Pense-bête : se souvenir de maintenant pour le raconter lors d’interviews où je raconte comment tout a commencé. Le téléphone, moi, la météorite destructrice, cette histoire. C’est ça qui allait plaire, les objets qui s’animent dans une société animiste qui s’ignore. Nos superstitions. Notre besoin astronomique de raconter. C’est cette vérité cachée sous le scénario qui plaira au plus grand nombre, qui fera le succès planétaire de cette fable à la Stephen King. Un Stephen King moins horrifique, je voudrais éviter ça à Jodie Foster. Car elle sera présente. Je ne négocie pas ce point. Qu’elle soit présente, avec moi, le téléphone, et l’astéroïde. Parce que c’est ensemble que l’on devra suivre les oracles délirants délivrés par SMS et éviter l’apocalypse humaine toujours déjà en cours.
Alors on nous enfermera, elle et moi, mais nous nous évaderons du scénario jusqu’à atteindre un observatoire coincé sous des mètres et des mètres de terre, dans une obscurité chaleureuse parsemée de lumière. Dans cet observatoire pointé vers l’intérieur de la Terre, on se mettra à l’écoute des grands Vers qui susurrent au téléphone les prophéties les plus exactes. mais rien ne se passera comme prévu. C’est le secret. Hollywood manigance.
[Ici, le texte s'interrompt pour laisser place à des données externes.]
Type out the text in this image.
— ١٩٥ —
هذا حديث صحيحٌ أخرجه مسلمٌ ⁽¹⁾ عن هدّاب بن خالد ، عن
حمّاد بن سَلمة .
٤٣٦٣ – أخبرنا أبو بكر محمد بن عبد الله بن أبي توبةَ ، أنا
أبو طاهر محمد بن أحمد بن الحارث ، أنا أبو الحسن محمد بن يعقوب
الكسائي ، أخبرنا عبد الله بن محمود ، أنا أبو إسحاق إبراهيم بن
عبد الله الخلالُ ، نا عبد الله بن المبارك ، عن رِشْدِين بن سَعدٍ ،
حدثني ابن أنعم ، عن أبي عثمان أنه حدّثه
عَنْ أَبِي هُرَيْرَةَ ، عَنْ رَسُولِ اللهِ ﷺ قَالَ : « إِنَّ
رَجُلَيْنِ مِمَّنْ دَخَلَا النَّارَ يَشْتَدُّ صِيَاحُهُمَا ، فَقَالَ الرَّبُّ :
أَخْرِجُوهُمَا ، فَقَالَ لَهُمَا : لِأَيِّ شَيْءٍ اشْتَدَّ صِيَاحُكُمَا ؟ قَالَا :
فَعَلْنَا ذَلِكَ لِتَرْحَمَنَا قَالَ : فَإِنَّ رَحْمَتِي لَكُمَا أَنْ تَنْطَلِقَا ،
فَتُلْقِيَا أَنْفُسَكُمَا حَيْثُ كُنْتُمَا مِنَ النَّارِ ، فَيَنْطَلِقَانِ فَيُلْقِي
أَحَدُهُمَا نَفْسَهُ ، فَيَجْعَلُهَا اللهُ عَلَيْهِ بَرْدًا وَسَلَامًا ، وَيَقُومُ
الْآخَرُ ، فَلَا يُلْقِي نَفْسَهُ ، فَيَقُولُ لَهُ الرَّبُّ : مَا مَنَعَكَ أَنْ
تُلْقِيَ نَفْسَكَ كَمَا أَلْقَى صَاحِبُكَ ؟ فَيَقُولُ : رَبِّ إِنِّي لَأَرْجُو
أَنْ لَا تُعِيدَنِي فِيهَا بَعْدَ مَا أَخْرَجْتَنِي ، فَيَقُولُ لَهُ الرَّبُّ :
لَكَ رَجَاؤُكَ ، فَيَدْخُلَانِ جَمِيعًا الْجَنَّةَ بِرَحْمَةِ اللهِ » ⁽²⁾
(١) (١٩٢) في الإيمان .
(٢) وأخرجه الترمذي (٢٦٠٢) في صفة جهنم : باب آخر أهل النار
Fuir encore, fuir toujours, gardant contre soi le téléphone – et Jodie si possible – pour l’amour des vers qui se sont glissés jusqu’en nous, nous initiant à des lenteurs fabuleuses. À d’autres de spéculer, de faire des scénarios sur les abris anti-météorites, sur les armes qui passent comme des rêves dans nos cauchemars trop réels. On ne se glissera pas dans des complexes militaires par des portes dérobées. On ne décodera pas avec le numéro spectral envoyé par le téléphone. Non, notre révélation prendra la forme d’une vieille chamane de banlieue, de ces banlieues éternellement lumineuses semblables à la mienne. Et c’est elle qui nous conduira dans notre quête.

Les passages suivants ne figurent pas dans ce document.